Depuis le déclenchement de l’épidémie de la maladie à virus Ebola en Afrique de l’Ouest, il y a huit mois environ, plusieurs gouvernements ont pris des mesures pour protéger leur population ou mettre en place une réponse nationale. Mais la gestion de l’information relative à la maladie est devenue une question d’extrême sensibilité, amenant certains pays à user de l’arme de de la censure et de l’opacité.

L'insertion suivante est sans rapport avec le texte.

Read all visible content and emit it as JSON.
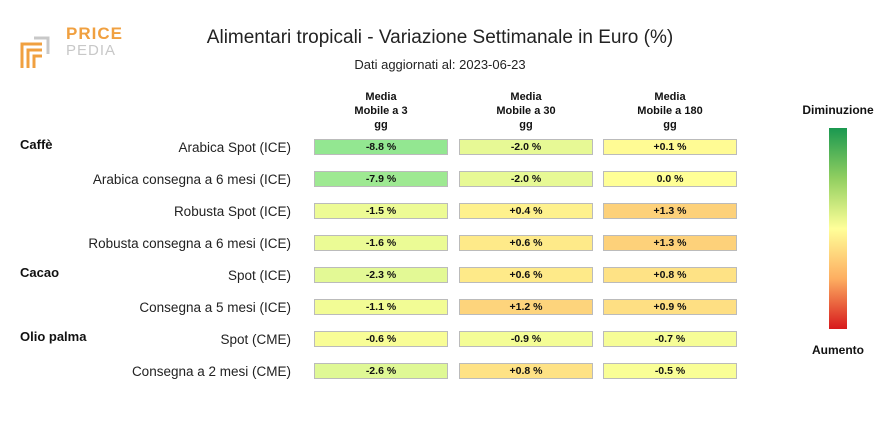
{
  "logo": {
    "line1": "PRICE",
    "line2": "PEDIA"
  },
  "chart_data": {
    "type": "table",
    "title": "Alimentari tropicali - Variazione Settimanale in Euro (%)",
    "subtitle": "Dati aggiornati al: 2023-06-23",
    "columns": [
      {
        "line1": "Media",
        "line2": "Mobile a 3",
        "line3": "gg"
      },
      {
        "line1": "Media",
        "line2": "Mobile a 30",
        "line3": "gg"
      },
      {
        "line1": "Media",
        "line2": "Mobile a 180",
        "line3": "gg"
      }
    ],
    "rows": [
      {
        "group": "Caffè",
        "label": "Arabica Spot (ICE)",
        "values": [
          -8.8,
          -2.0,
          0.1
        ],
        "texts": [
          "-8.8 %",
          "-2.0 %",
          "+0.1 %"
        ]
      },
      {
        "group": "",
        "label": "Arabica consegna a 6 mesi (ICE)",
        "values": [
          -7.9,
          -2.0,
          0.0
        ],
        "texts": [
          "-7.9 %",
          "-2.0 %",
          "0.0 %"
        ]
      },
      {
        "group": "",
        "label": "Robusta Spot (ICE)",
        "values": [
          -1.5,
          0.4,
          1.3
        ],
        "texts": [
          "-1.5 %",
          "+0.4 %",
          "+1.3 %"
        ]
      },
      {
        "group": "",
        "label": "Robusta consegna a 6 mesi (ICE)",
        "values": [
          -1.6,
          0.6,
          1.3
        ],
        "texts": [
          "-1.6 %",
          "+0.6 %",
          "+1.3 %"
        ]
      },
      {
        "group": "Cacao",
        "label": "Spot (ICE)",
        "values": [
          -2.3,
          0.6,
          0.8
        ],
        "texts": [
          "-2.3 %",
          "+0.6 %",
          "+0.8 %"
        ]
      },
      {
        "group": "",
        "label": "Consegna a 5 mesi (ICE)",
        "values": [
          -1.1,
          1.2,
          0.9
        ],
        "texts": [
          "-1.1 %",
          "+1.2 %",
          "+0.9 %"
        ]
      },
      {
        "group": "Olio palma",
        "label": "Spot (CME)",
        "values": [
          -0.6,
          -0.9,
          -0.7
        ],
        "texts": [
          "-0.6 %",
          "-0.9 %",
          "-0.7 %"
        ]
      },
      {
        "group": "",
        "label": "Consegna a 2 mesi (CME)",
        "values": [
          -2.6,
          0.8,
          -0.5
        ],
        "texts": [
          "-2.6 %",
          "+0.8 %",
          "-0.5 %"
        ]
      }
    ],
    "legend": {
      "top": "Diminuzione",
      "bottom": "Aumento"
    }
  }
}
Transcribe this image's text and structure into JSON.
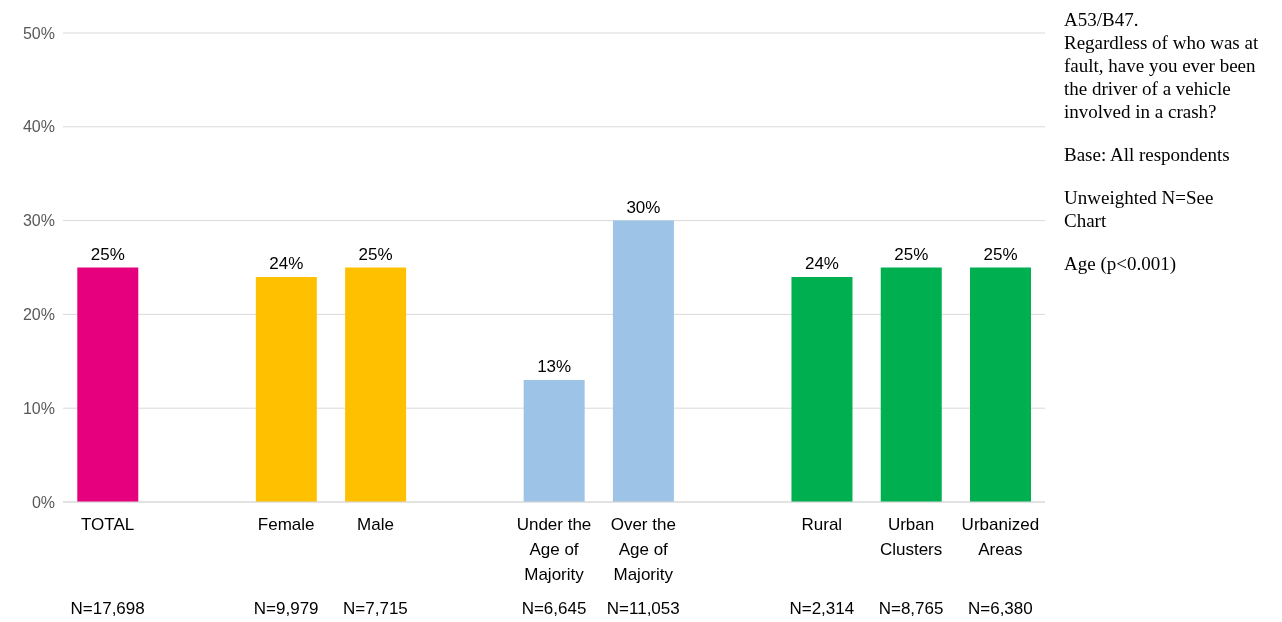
{
  "chart_data": {
    "type": "bar",
    "categories": [
      "TOTAL",
      null,
      "Female",
      "Male",
      null,
      "Under the Age of Majority",
      "Over the Age of Majority",
      null,
      "Rural",
      "Urban Clusters",
      "Urbanized Areas"
    ],
    "values": [
      25,
      null,
      24,
      25,
      null,
      13,
      30,
      null,
      24,
      25,
      25
    ],
    "colors": [
      "#e6007e",
      null,
      "#ffc000",
      "#ffc000",
      null,
      "#9dc3e6",
      "#9dc3e6",
      null,
      "#00b050",
      "#00b050",
      "#00b050"
    ],
    "value_labels": [
      "25%",
      null,
      "24%",
      "25%",
      null,
      "13%",
      "30%",
      null,
      "24%",
      "25%",
      "25%"
    ],
    "ylim": [
      0,
      50
    ],
    "yticks": [
      {
        "value": 0,
        "label": "0%"
      },
      {
        "value": 10,
        "label": "10%"
      },
      {
        "value": 20,
        "label": "20%"
      },
      {
        "value": 30,
        "label": "30%"
      },
      {
        "value": 40,
        "label": "40%"
      },
      {
        "value": 50,
        "label": "50%"
      }
    ],
    "grid": "y",
    "legend": false,
    "annotations": [
      "N=17,698",
      "N=9,979",
      "N=7,715",
      "N=6,645",
      "N=11,053",
      "N=2,314",
      "N=8,765",
      "N=6,380",
      "A53/B47.\nRegardless of who was at fault, have you ever been the driver of a vehicle involved in a crash?",
      "Base: All respondents",
      "Unweighted N=See Chart",
      "Age (p<0.001)"
    ]
  }
}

Les mesures d’ostracisme adoptées contre les pays où sévit le mal n’encouragent pas les dirigeants des autres pays à communiquer autrement sur la réalité sur leur territoire.
Tout est parti de la Guinée
Les observateurs et les spécialistes impliqués dans la crise d’Ebola sont unanimes pour reconnaitre que l’expansion rapide connue par l’épidémie est due en grande partie au laxisme des autorités de la Guinée, premier pays où le virus s’est révélé dans la région. Lorsque l’OMS et l’ONG MSF alertaient sur les dangers de propagation du virus, le gouvernement guinéen déclarait chaque jour que « la crise d’Ebola était sous contrôle ». Le Liberia et la Sierra Leone ont été pourtant affectés, à partir de la Guinée. Alpha Condé, président de la Guinée a attendu huit mois pour intervenir sur l’épidémie et décréter « l’urgence sanitaire nationale ».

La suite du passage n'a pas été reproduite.